A second Trump presidency, with Junior at his side, would unravel vaccination and fluoridation, two of the ten great public health achievements of the last century. Trump has already shown a callous disregard for the control of infectious diseases, with his handling of the corona virus pandemic. Trump’s alignment with strident anti-abortion advocates and religious zealots has undermined the health of women, and ensured that many fetuses with severe congenital malformations must be brought to term. His right-wing anti-women constituency and their hostility to Planned Parenthood has undermined family planning. Trump’s coddling of American industry likely means less safe workplaces. Trump and Junior in positions of power would also likely mean less safe, less healthful foods. (A porterhouse or McDonald Big Mac on every plate?) So basically, seven, perhaps eight, of the ten great achievements would be reversed.

Happy Election Day!


[1] Rachel Treisman, “RFK Jr. admits to dumping a dead bear in Central Park, solving a decade-old mystery,” Nat’l Public Radio (Aug. 5, 2024).

[2] Tatiana Schlossberg, “Bear Found in Central Park Was Killed by a Car, Officials Say,” N.Y. Times (Oct. 7, 2014).

[3] Larry Neumeister, Jennifer Peltz, and Michael R. Sisak, “Jury finds Trump liable for sexual abuse, awards accuser $5M,” Assoc’d Press News (May 9, 2023).

[4]Trump brags about putting RFK Jr. in charge of women’s health,” MSNBC (Nov. 2024).

[5] Joe Hagan, “Robert Kennedy Jr’s Shocking History,” Vanity Fair (July 2, 2024).

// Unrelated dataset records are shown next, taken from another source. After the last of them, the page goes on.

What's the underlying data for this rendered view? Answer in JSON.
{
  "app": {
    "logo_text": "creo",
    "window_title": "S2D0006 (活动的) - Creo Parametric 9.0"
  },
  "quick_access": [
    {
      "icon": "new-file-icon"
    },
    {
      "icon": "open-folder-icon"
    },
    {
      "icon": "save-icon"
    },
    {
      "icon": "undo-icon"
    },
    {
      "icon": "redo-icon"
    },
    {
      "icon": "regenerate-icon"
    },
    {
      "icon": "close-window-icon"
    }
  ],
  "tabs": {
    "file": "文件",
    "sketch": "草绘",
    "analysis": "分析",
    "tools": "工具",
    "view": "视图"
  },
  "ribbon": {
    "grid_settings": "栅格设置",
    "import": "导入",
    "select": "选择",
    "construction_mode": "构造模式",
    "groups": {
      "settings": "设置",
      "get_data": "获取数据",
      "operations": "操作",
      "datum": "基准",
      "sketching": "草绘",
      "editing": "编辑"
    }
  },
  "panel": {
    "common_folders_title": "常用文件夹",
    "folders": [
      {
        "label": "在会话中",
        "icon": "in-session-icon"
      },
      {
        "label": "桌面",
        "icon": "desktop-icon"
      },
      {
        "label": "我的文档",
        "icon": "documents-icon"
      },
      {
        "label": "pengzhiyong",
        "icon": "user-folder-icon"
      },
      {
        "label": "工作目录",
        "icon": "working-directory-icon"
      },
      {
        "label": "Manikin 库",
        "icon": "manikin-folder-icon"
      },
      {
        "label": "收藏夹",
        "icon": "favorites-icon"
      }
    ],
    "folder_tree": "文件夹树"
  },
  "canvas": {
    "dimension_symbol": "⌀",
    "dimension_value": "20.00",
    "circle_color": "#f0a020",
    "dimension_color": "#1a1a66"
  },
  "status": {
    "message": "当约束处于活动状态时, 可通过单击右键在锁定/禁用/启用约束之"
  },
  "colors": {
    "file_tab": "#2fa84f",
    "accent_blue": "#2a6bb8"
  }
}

[6] Mike Wendling, “RFK Jr texts apology to sexual assault accuser – reports,” BBC (July 12, 2024).

[7] Gabrielle Emanuel, “RFK Jr. is not alone. More than a billion people have parasitic worms,” Nat’l Public Radio (May 9, 2024).

[8] Peter Jamison, “RFK Jr. sent text apologizing to woman who accused him of sexual assault,” Washington Post (July 12, 2024).

[9] Bruce Y. Lee, “Trump States He’ll Let RFK Jr. ‘Go Wild’ On Health, Food, Medicines,” Forbes (Nov. 2, 2024).

[10] Dan Diamond, Lauren Weber, Josh Dawsey, Michael Scherer, and Rachel Roubein, “RFK Jr. set for major food, health role in potential Trump administration,” Wash. Post (Oct. 31, 2024).

[11] Stephen Woodcock & Jay Falletta, “A numerical evaluation of the Finite Monkeys Theorem,” 9 Franklin Open 100171 (2024).

[12] Jonathan J. Cooper, “RFK Jr. says Trump would push to remove fluoride from drinking water. ‘It’s possible,’ Trump says,” Assoc’d Press News (Nov. 3, 2024); William Kristol and Andrew Egger, “The Wheels on the Bus Go Off, and Off, and Off, and . . .,” The Bulwark (Nov. 4, 2024).

[13] Nadia Kounang, Carma Hassan and Deidre McPhillips, “RFK Jr. says fluoride is ‘an industrial waste’ linked to cancer, diseases and disorders. Here’s what the science says,” CNNHealth (Nov. 4, 2024).

[14] Centers for Disease Control, “Ten Great Public Health Achievements — United States, 1900-1999,”  48 Morbidity and Mortality Weekly Report 241 (Apr. 2, 1999).